Ieri pomeriggio la Corte d’appello federale della FIGC ha emesso la sentenza sulla questione legata ai tamponi che ha coinvolto la Lazio, il suo Presidente Claudio Lotito e i medici sociali Ivo Pulcini e Fabio Rodia per violazione dei protocolli anticovid previsti per contrastare la diffusione del virus.
La corte, presieduta da Marco Lipari, ha inflitto due mesi di inibizione al patron biancoceleste, cinque mesi ai medici e una multa di 50 mila euro al club capitolino. Uno sconto di pena per il numero uno laziale, al quale in secondo grado era stata comminata una inibizione di 12 mesi. Con l’attuale decisione, Lotito, oltre a poter svolgere le sue funzioni di Presidente, manterrà il posto di consigliere federale, cosa che sarebbe stata impossibile se fosse stata confermata l’inibizione di un anno.

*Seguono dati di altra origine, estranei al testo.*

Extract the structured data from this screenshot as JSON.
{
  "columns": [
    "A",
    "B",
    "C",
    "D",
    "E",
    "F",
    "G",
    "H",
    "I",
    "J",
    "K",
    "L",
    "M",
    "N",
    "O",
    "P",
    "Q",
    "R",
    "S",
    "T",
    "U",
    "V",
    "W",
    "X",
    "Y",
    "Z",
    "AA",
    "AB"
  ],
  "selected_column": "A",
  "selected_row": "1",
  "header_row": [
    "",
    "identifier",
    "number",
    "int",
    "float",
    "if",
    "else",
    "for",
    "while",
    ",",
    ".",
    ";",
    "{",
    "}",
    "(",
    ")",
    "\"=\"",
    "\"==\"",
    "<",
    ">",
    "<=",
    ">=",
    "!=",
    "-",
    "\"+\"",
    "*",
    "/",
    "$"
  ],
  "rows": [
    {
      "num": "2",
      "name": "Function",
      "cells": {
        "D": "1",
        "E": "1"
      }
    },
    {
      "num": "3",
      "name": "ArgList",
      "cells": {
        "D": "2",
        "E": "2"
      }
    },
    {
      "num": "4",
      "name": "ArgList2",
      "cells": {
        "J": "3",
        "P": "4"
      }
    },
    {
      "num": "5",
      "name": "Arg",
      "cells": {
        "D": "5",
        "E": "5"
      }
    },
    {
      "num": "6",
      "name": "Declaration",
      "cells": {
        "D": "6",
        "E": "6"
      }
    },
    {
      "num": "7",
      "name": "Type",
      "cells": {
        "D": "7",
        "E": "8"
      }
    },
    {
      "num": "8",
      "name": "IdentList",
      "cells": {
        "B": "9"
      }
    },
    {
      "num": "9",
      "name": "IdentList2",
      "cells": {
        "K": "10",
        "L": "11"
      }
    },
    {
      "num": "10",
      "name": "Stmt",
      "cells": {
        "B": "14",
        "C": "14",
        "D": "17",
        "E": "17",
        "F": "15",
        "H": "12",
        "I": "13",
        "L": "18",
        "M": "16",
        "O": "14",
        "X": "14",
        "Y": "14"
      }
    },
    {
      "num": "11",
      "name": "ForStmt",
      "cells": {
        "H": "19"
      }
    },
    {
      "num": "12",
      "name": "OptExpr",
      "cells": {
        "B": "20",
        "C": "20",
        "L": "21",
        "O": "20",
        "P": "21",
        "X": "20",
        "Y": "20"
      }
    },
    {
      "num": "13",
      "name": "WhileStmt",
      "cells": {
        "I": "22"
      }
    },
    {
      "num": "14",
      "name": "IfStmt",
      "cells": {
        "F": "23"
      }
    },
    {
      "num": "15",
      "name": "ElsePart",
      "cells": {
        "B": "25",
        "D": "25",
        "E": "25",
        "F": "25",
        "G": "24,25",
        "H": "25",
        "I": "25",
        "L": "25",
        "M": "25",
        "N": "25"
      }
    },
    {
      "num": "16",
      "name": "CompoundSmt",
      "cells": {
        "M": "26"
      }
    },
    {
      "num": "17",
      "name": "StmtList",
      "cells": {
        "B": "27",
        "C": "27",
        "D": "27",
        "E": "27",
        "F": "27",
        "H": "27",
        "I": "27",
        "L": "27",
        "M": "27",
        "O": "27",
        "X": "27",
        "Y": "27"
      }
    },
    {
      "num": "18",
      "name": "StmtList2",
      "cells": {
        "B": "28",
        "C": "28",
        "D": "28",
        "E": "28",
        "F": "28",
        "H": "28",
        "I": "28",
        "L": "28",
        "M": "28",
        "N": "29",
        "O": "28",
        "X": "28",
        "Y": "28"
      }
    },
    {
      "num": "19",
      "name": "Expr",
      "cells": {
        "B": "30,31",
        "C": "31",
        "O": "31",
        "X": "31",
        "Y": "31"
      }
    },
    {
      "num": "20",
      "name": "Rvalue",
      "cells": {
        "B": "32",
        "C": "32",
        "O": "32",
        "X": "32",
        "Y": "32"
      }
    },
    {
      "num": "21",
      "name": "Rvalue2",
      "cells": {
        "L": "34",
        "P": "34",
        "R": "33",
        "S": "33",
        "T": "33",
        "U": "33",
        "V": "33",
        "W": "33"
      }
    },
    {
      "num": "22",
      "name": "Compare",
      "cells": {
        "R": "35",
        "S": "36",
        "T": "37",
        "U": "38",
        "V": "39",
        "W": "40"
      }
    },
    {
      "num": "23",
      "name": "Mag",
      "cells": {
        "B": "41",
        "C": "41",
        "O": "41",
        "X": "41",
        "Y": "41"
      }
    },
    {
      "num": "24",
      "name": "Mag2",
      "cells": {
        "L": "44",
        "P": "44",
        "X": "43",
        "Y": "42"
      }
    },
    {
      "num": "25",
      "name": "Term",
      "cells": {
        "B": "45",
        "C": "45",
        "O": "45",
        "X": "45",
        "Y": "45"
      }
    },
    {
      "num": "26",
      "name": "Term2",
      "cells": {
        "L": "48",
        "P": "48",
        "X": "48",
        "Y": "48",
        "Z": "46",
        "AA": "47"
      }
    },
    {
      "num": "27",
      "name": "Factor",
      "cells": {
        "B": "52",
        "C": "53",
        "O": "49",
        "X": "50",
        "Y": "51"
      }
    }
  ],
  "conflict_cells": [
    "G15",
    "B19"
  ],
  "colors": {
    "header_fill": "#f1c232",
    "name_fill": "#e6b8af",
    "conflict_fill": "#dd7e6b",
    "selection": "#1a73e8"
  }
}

Una pena che di fatto è stata già scontata nei due mesi precedenti a questa decisione che, oltre tutto ora apre ad altri scenari che ribalterebbero completamente la situazione. Lotito infatti è stato escluso dal consiglio federale per un periodo complessivo di sei mesi, e quei quattro mesi in più potrebbero portare i legali del presidente della Lazio a richiedere un risarcimento danni alla Federcalcio. Per adesso, però, gli avvocati non hanno fatto sapere nulla, sottolineando che il loro assistito, per essendo stato “trattato male” dall’istituzione calcistica italiana, potrebbe evitare di portarla in giudizio, essendo anch’egli parte integrante di tale istituzione.
L’inibizione soft non è stata accolta positivamente dalla procura della FIGC che invece ha ravvisato violazioni gravi del protocollo e che aspetterà le motivazioni della sentenza per un’eventuale ricorso al Collegio.